Non ci è dato di sapere cosa il profeta abbia visto nella visione, ma si può affermare che la sua esperienza è reale, tanto che in seguito, per molti anni, proclamerà un messaggio di condanna per il popolo dal cuore indurito.
Il fatto di nutrirsi del rotolo aiuta il profeta a evitare la ribellione. Va anche notato che la sua azione di mangiarlo è intimamente legata all’annuncio. Una volta ricevuto il messaggio, digerito e interiorizzato, sente l’urgenza di annunciarlo.

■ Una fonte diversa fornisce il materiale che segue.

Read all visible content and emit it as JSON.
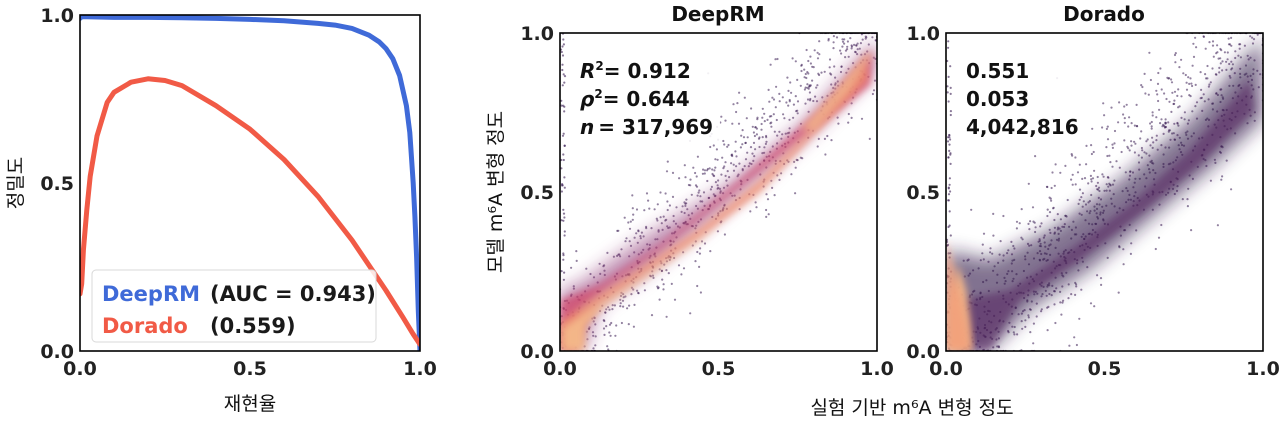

La stessa idea si ritrova nel profeta Geremia: «Quando le tue parole mi vennero incontro, le divorai con avidità; la tua parola fu la gioia e la letizia del mio cuore» (15,18).
La dolcezza che il profeta sente nel mangiare il rotolo, non proviene dal suo contenuto, ma dall’esperienza stessa della parola divina. Nel Salmo 19,11 si legge che la parola di Dio «è più dolce del miele e di un favo stillante», e anche il Salmo 119,103 annota: «Come sono dolci le tue parole al mio palato, più del miele per la mia bocca».
Anche nel libro dell’Apocalisse viene ordinato all’autore di prendere il piccolo rotolo dalle mani dell’angelo per divorarlo: «In bocca lo sentii dolce come il miele, ma come l’ebbi inghiottito ne sentii nelle viscere tutta l’amarezza» (10,9-10). La dolcezza sentita nella bocca può indicare la bontà di essere l’araldo del messaggio divino, l’amarezza nelle viscere, il suo contenuto.
Il compito del profeta
Nella chiamata di Ezechiele notiamo che, per prima cosa, egli deve recarsi dal Signore. Solo successivamente mangiare, digerire e assimilare la parola. Il processo di assimilazione richiede gradualità: prima il profeta deve mettersi alla presenza del Signore, poi accogliere la parola, capirla, ritenerla nel cuore e nella mente, masticarla nella bocca, infine deve lasciarla diventare il suo nutrimento spirituale. Il risultato di un simile processo è la trasformazione personale, perché la parola è diventata parte del suo essere.
Solo dopo tale processo il profeta si mette in movimento.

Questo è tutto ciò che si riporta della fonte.